Pero también es cierto que Irán es un país soberano y, como tal, tiene derecho a organizarse como mejor le plazca. El revuelo organizado por la reanudación de su programa nuclear parece una reacción de temor ante la posibilidad de que este país pueda convertirse en una amenaza militar directa contra naciones como Estados Unidos o Israel. Y ese hecho, que ya ocurrió meses atrás con Corea, no deja de entrar dentro de lo lógico.

Ahora el Consejo de Seguridad de la ONU tiene que mediar en el conflicto, proponiendo quizá sanciones contra Irán por desobedecer las reglas del juego internacional.

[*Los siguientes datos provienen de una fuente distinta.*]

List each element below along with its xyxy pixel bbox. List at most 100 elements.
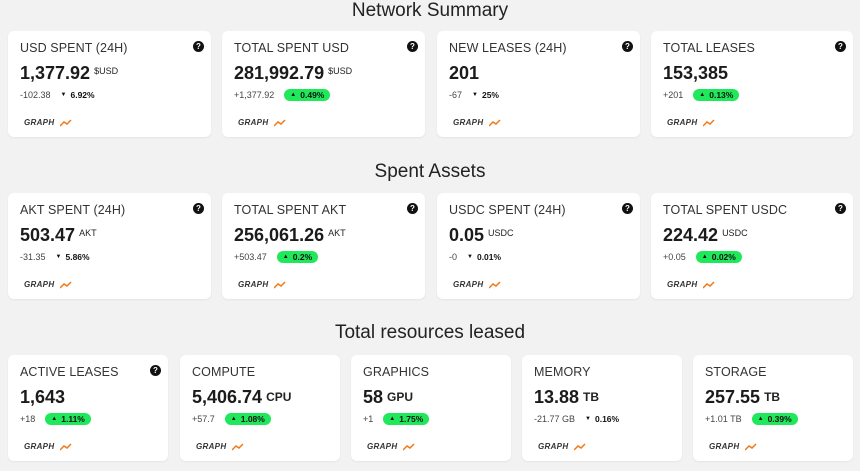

Pero no podemos pedir a unos países que detengan su investigación armamentística -aunque sea nuclear-, mientras sus enemigos naturales se arman hasta lo indecible y al mismo tiempo que otras naciones «amigas» de Estados Unidos desarrollan programas nucleares con total normalidad. Lo que se impone es un poco de sensatez y la necesidad imperiosa de contemplar el mundo de forma global. Si estamos todos de acuerdo en que el uso de la energía atómica como arma de destrucción es una idea nefasta, hay que abandonarla. Pero todos, los poderosos y también sus rivales.